Controller according to Art. 4 para. 7 EU-General Data Protection Regulation (GDPR)
IRS Holding GmbH
Halstenbeker Weg 96b
Telefon: +49 4101 78 920
Data protection officer of the controller
IRS Holding GmbH
Dr. Ralf W. Schadowski
Halstenbeker Weg 96b
1. Rights of the data subject (Art. 15. GDPR)
In the following, we will inform you about your data subject rights. You can exercise these rights at any time and contact us directly for this purpose. If you request these rights from us, we will examine them in detail, considering the associated legal requirements and conditions. If necessary, we will request further information from you. We will explain the results of our examination and our procedure for fulfilling your request to you in detail. It is possible that we will not be able to fully comply with your requests in the way you would like.
This should not prevent you from claiming your rights from us or from inquiring with us in this regard. We will be happy to answer any questions you may have.
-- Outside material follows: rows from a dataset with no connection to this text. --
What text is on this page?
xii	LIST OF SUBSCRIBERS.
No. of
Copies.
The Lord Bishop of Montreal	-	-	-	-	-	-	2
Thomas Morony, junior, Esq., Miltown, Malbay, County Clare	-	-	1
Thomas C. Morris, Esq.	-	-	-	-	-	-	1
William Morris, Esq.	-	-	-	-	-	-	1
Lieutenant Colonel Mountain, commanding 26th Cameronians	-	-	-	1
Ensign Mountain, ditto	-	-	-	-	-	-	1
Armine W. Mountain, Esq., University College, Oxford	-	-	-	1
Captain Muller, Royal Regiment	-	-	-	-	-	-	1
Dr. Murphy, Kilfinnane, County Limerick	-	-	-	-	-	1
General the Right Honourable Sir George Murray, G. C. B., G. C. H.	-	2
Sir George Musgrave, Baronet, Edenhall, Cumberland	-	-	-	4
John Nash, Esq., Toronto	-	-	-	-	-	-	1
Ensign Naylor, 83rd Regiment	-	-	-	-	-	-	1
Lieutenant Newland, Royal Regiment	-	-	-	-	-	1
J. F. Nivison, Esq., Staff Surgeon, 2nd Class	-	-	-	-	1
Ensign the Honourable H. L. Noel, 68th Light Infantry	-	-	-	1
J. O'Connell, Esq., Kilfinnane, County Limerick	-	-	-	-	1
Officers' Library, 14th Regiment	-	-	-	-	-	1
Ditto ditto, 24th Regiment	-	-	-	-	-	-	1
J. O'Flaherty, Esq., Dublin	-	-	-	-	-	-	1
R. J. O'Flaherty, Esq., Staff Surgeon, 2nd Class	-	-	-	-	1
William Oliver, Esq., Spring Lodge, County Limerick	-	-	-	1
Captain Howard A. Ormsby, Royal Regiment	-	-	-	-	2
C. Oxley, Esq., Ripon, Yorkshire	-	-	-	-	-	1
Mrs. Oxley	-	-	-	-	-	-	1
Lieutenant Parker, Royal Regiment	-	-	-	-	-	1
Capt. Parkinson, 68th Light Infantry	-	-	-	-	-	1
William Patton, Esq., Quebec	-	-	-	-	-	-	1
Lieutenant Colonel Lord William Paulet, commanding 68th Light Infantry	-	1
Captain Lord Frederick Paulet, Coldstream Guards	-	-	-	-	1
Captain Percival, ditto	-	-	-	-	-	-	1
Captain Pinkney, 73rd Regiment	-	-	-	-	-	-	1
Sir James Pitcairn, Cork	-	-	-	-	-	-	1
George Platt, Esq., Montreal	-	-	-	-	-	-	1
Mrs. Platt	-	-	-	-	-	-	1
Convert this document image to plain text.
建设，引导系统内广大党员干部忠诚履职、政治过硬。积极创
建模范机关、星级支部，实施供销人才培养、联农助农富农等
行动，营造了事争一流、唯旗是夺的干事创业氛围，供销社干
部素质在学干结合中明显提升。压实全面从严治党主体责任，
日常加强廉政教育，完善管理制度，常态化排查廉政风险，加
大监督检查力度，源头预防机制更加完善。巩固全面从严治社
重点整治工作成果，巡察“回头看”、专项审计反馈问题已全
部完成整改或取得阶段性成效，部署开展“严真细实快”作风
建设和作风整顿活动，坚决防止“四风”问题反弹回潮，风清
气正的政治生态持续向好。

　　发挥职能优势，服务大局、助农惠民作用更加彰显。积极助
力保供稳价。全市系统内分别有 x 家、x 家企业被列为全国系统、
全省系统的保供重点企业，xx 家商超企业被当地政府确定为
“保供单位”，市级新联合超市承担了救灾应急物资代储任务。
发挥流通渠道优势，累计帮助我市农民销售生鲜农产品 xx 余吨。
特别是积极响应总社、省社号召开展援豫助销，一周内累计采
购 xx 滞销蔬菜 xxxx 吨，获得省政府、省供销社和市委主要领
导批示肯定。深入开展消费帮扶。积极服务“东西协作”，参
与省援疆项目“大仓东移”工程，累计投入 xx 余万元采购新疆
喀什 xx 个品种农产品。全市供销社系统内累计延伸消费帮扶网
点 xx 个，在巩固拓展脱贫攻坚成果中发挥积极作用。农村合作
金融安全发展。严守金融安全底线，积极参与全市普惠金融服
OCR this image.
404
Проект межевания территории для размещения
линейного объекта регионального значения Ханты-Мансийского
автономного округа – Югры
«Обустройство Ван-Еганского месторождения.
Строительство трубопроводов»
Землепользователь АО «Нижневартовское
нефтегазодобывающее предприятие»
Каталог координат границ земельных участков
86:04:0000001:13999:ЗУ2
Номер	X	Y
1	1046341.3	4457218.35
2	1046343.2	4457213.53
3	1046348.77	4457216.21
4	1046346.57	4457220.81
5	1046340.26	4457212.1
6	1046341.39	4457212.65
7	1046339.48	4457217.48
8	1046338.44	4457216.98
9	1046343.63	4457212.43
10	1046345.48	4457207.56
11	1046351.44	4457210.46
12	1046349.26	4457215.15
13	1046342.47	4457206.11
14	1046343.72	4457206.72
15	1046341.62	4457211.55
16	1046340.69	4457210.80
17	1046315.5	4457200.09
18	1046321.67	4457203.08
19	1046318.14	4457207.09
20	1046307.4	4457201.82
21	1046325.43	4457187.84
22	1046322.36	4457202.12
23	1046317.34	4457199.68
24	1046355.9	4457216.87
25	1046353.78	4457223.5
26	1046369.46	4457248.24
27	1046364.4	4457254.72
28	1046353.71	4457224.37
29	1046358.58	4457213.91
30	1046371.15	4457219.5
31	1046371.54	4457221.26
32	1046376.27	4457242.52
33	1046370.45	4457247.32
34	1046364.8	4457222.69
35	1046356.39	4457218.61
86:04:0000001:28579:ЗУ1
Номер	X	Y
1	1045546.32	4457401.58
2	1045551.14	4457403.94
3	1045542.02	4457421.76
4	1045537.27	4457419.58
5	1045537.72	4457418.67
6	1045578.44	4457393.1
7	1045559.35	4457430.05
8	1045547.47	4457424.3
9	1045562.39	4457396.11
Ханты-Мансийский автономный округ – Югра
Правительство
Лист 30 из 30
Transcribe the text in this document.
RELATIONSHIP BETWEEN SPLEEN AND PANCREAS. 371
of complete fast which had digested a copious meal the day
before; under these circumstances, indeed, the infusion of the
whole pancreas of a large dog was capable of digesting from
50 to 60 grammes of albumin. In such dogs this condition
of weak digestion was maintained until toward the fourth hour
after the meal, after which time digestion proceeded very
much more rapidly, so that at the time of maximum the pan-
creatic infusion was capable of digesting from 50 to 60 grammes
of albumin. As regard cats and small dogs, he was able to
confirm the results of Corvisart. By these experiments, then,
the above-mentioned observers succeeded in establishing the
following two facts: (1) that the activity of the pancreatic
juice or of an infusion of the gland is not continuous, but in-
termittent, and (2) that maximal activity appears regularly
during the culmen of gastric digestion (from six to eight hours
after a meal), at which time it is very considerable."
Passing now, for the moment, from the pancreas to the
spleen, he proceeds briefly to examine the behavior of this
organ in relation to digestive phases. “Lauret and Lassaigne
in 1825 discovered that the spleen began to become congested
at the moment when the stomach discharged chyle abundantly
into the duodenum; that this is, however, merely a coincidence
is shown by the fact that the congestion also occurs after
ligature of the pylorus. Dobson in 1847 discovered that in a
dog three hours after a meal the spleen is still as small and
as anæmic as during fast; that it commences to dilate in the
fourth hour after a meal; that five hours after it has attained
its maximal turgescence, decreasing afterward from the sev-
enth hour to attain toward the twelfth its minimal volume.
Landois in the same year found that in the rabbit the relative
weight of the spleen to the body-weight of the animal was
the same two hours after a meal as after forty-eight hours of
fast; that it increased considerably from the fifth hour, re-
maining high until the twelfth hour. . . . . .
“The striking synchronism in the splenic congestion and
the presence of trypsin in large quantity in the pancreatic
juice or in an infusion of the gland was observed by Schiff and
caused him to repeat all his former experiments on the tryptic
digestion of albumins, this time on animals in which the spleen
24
a) Right of access (Art. 15 GDPR)
In accordance with the law, you have the right to request information from us at any time as to whether and which of your personal data is being processed by us. This also includes information on the purposes of processing, if applicable, recipients to whom we have disclosed your data, the planned storage period and, if applicable, information on the origin of this data if we have not collected it directly from you. In addition, you have the right to a one-time free copy of your personal data stored by us. We reserve the right to charge a reasonable administrative fee for making the following copies.
b) Right of rectification (Art. 16 GDPR)
You have the right to request us to correct any inaccurate data we have stored about you. This also includes the right to have incomplete personal data completed.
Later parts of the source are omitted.